Ms. Marvel #1 Spoiler-free Review
G. Willow Wilson, Adrian Alphona, Ian Herring
Kamala is a Muslim girl born and raised in Jersey City, two enormous pieces of her identity that find themselves clashing throughout the issue. At a local Circle Q, she finds herself sniffing the BLT sandwiches longingly, wishing bacon weren’t forbidden by her religion – but abiding by the rules nonetheless. And yet, desperate to fit in with the cooler students, like leggy blonde concern troll Zoe or meathead jock Josh, she sneaks out of her home to attend a party that will have both boys and booze, two things she knows her parents would disapprove of. Despite the specifics of Kamala’s background, her story in Ms. Marvel #1 is a universal one, a struggle to which we can all relate with ease.
While Wilson and Alphona definitely play up the stereotypical aspects of most of their cast, that type of shorthand is fundamentally necessary for a first issue prominently featuring new characters. What’s important in a debut is getting a feel for what the series is about and who our lead character is, and they nail both of those aspects and build the beginnings of an impressive supporting cast to boot. Zoe, Josh, Nakia, Bruno, even Kamala’s family – while they do fall into (mostly) neatly defined archetypes, Wilson writes them with a great deal of wit and, more importantly, with character. And even ignoring them, Kamala is such a wonderfully relatable lead that she could easily carry the first arc or two all on her own. Thankfully, she shouldn’t have to, as Ms. Marvel #1 builds on a single basic character-driven conflict that sprawls in different directions throughout the issue, smartly weaving various types of stories in and out of the narrative.

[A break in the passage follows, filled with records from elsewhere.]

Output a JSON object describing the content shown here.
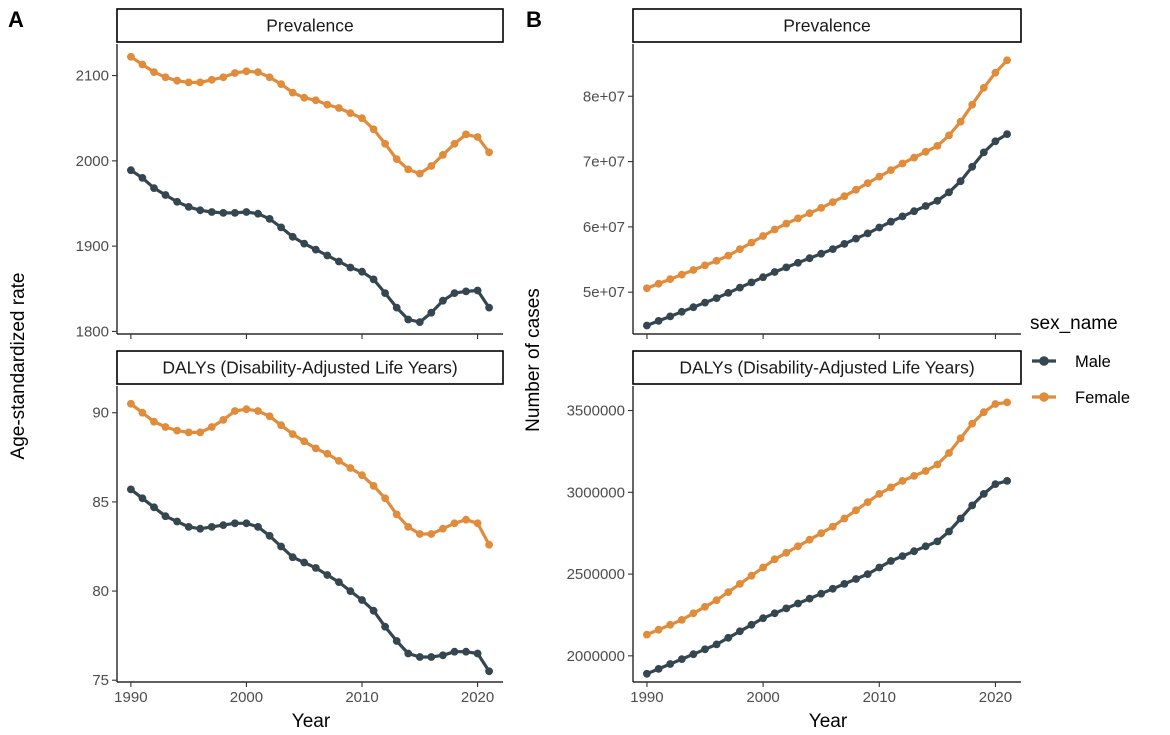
{
  "panel_letters": {
    "a": "A",
    "b": "B"
  },
  "axis_titles": {
    "x": "Year",
    "y_left": "Age-standardized rate",
    "y_right": "Number of cases"
  },
  "legend": {
    "title": "sex_name",
    "items": [
      {
        "label": "Male",
        "color": "#34464f"
      },
      {
        "label": "Female",
        "color": "#e08c3a"
      }
    ]
  },
  "x_ticks": [
    "1990",
    "2000",
    "2010",
    "2020"
  ],
  "chart_data": [
    {
      "type": "line",
      "panel": "A",
      "title": "Prevalence",
      "xlabel": "Year",
      "ylabel": "Age-standardized rate",
      "xlim": [
        1988.8,
        2022.2
      ],
      "ylim": [
        1797,
        2137
      ],
      "yticks": [
        1800,
        1900,
        2000,
        2100
      ],
      "ytick_labels": [
        "1800",
        "1900",
        "2000",
        "2100"
      ],
      "x": [
        1990,
        1991,
        1992,
        1993,
        1994,
        1995,
        1996,
        1997,
        1998,
        1999,
        2000,
        2001,
        2002,
        2003,
        2004,
        2005,
        2006,
        2007,
        2008,
        2009,
        2010,
        2011,
        2012,
        2013,
        2014,
        2015,
        2016,
        2017,
        2018,
        2019,
        2020,
        2021
      ],
      "series": [
        {
          "name": "Male",
          "color": "#34464f",
          "values": [
            1989,
            1980,
            1968,
            1960,
            1952,
            1946,
            1942,
            1940,
            1939,
            1939,
            1940,
            1938,
            1932,
            1922,
            1911,
            1903,
            1896,
            1889,
            1882,
            1875,
            1870,
            1861,
            1845,
            1828,
            1814,
            1811,
            1822,
            1836,
            1845,
            1847,
            1848,
            1828
          ]
        },
        {
          "name": "Female",
          "color": "#e08c3a",
          "values": [
            2122,
            2113,
            2104,
            2098,
            2094,
            2092,
            2092,
            2095,
            2098,
            2103,
            2105,
            2104,
            2098,
            2090,
            2080,
            2074,
            2071,
            2066,
            2062,
            2056,
            2050,
            2037,
            2020,
            2002,
            1990,
            1985,
            1994,
            2007,
            2020,
            2031,
            2028,
            2010
          ]
        }
      ]
    },
    {
      "type": "line",
      "panel": "A",
      "title": "DALYs (Disability-Adjusted Life Years)",
      "xlabel": "Year",
      "ylabel": "Age-standardized rate",
      "xlim": [
        1988.8,
        2022.2
      ],
      "ylim": [
        74.9,
        91.5
      ],
      "yticks": [
        75,
        80,
        85,
        90
      ],
      "ytick_labels": [
        "75",
        "80",
        "85",
        "90"
      ],
      "x": [
        1990,
        1991,
        1992,
        1993,
        1994,
        1995,
        1996,
        1997,
        1998,
        1999,
        2000,
        2001,
        2002,
        2003,
        2004,
        2005,
        2006,
        2007,
        2008,
        2009,
        2010,
        2011,
        2012,
        2013,
        2014,
        2015,
        2016,
        2017,
        2018,
        2019,
        2020,
        2021
      ],
      "series": [
        {
          "name": "Male",
          "color": "#34464f",
          "values": [
            85.7,
            85.2,
            84.7,
            84.2,
            83.9,
            83.6,
            83.5,
            83.6,
            83.7,
            83.8,
            83.8,
            83.6,
            83.1,
            82.5,
            81.9,
            81.6,
            81.3,
            80.9,
            80.5,
            80.0,
            79.5,
            78.9,
            78.0,
            77.2,
            76.5,
            76.3,
            76.3,
            76.4,
            76.6,
            76.6,
            76.5,
            75.5
          ]
        },
        {
          "name": "Female",
          "color": "#e08c3a",
          "values": [
            90.5,
            90.0,
            89.5,
            89.2,
            89.0,
            88.9,
            88.9,
            89.2,
            89.6,
            90.1,
            90.2,
            90.1,
            89.8,
            89.3,
            88.8,
            88.4,
            88.0,
            87.7,
            87.3,
            86.9,
            86.5,
            85.9,
            85.2,
            84.3,
            83.6,
            83.2,
            83.2,
            83.5,
            83.8,
            84.0,
            83.8,
            82.6
          ]
        }
      ]
    },
    {
      "type": "line",
      "panel": "B",
      "title": "Prevalence",
      "xlabel": "Year",
      "ylabel": "Number of cases",
      "xlim": [
        1988.8,
        2022.2
      ],
      "ylim": [
        43600000,
        88000000
      ],
      "yticks": [
        50000000,
        60000000,
        70000000,
        80000000
      ],
      "ytick_labels": [
        "5e+07",
        "6e+07",
        "7e+07",
        "8e+07"
      ],
      "x": [
        1990,
        1991,
        1992,
        1993,
        1994,
        1995,
        1996,
        1997,
        1998,
        1999,
        2000,
        2001,
        2002,
        2003,
        2004,
        2005,
        2006,
        2007,
        2008,
        2009,
        2010,
        2011,
        2012,
        2013,
        2014,
        2015,
        2016,
        2017,
        2018,
        2019,
        2020,
        2021
      ],
      "series": [
        {
          "name": "Male",
          "color": "#34464f",
          "values": [
            44900000,
            45600000,
            46300000,
            47000000,
            47700000,
            48400000,
            49100000,
            49900000,
            50700000,
            51500000,
            52300000,
            53100000,
            53800000,
            54500000,
            55200000,
            55900000,
            56600000,
            57400000,
            58200000,
            59000000,
            59900000,
            60800000,
            61600000,
            62400000,
            63200000,
            64000000,
            65300000,
            67000000,
            69200000,
            71400000,
            73100000,
            74200000
          ]
        },
        {
          "name": "Female",
          "color": "#e08c3a",
          "values": [
            50600000,
            51300000,
            52000000,
            52700000,
            53400000,
            54100000,
            54800000,
            55600000,
            56600000,
            57600000,
            58600000,
            59600000,
            60500000,
            61300000,
            62100000,
            62900000,
            63800000,
            64700000,
            65700000,
            66700000,
            67700000,
            68700000,
            69700000,
            70600000,
            71500000,
            72400000,
            74000000,
            76100000,
            78700000,
            81300000,
            83600000,
            85500000
          ]
        }
      ]
    },
    {
      "type": "line",
      "panel": "B",
      "title": "DALYs (Disability-Adjusted Life Years)",
      "xlabel": "Year",
      "ylabel": "Number of cases",
      "xlim": [
        1988.8,
        2022.2
      ],
      "ylim": [
        1840000,
        3650000
      ],
      "yticks": [
        2000000,
        2500000,
        3000000,
        3500000
      ],
      "ytick_labels": [
        "2000000",
        "2500000",
        "3000000",
        "3500000"
      ],
      "x": [
        1990,
        1991,
        1992,
        1993,
        1994,
        1995,
        1996,
        1997,
        1998,
        1999,
        2000,
        2001,
        2002,
        2003,
        2004,
        2005,
        2006,
        2007,
        2008,
        2009,
        2010,
        2011,
        2012,
        2013,
        2014,
        2015,
        2016,
        2017,
        2018,
        2019,
        2020,
        2021
      ],
      "series": [
        {
          "name": "Male",
          "color": "#34464f",
          "values": [
            1890000,
            1920000,
            1950000,
            1980000,
            2010000,
            2040000,
            2070000,
            2110000,
            2150000,
            2190000,
            2230000,
            2260000,
            2290000,
            2320000,
            2350000,
            2380000,
            2410000,
            2440000,
            2470000,
            2500000,
            2540000,
            2580000,
            2610000,
            2640000,
            2670000,
            2700000,
            2760000,
            2840000,
            2920000,
            2990000,
            3050000,
            3070000
          ]
        },
        {
          "name": "Female",
          "color": "#e08c3a",
          "values": [
            2130000,
            2160000,
            2190000,
            2220000,
            2260000,
            2300000,
            2340000,
            2390000,
            2440000,
            2490000,
            2540000,
            2590000,
            2630000,
            2670000,
            2710000,
            2750000,
            2790000,
            2840000,
            2890000,
            2940000,
            2990000,
            3030000,
            3070000,
            3100000,
            3130000,
            3170000,
            3240000,
            3330000,
            3420000,
            3490000,
            3540000,
            3550000
          ]
        }
      ]
    }
  ]
}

Penciller Adrian Alphona and colorist Ian Herring really impressed me here. Alphona’s cartoonish, exaggerated art helps get us immediately inside the heads of the characters. I spoke above about Wilson’s quick characterization, but it wouldn’t work without Alphona and Herring. It takes two panels and three words to cut right to the heart of Kamala’s relationship with Bruno. For example, a pair of gorgeous, moody panels focus more on atmosphere than on character but tell us exactly how they feel as the distant chill of mist envelopes the city. Alphona and Herring do great work supplementing the script by fleshing out the cast as Wilson builds it, using movement, decoration, dress, everything to tell us who these people are before Wilson even has to bother. It’s wonderfully detail-driven work.
With Ms. Marvel #1, G. Willow Wilson and Adrian Alphona have created quite possibly the most relatable super-hero origin story since Spider-Man first swung onto the scene in the 1960s. Because if you ignore the tangible details – Kamala is an outcast because she’s Muslim (a nerdy Muslim to boot); Peter was because he was a nerd – the fundamental story is remarkably similar. Like early Spider-Man stories, Ms. Marvel #1 gets to the heart of what it means to wish so badly that you had the power to be someone, something you aren’t – and the danger of actually getting what you wished for. It’s the story of figuring out who you are and separating that from who your parents, your culture, and your friends want you to be. It’s the story of balancing desire and responsibility. It’s superhero comics at their absolute best.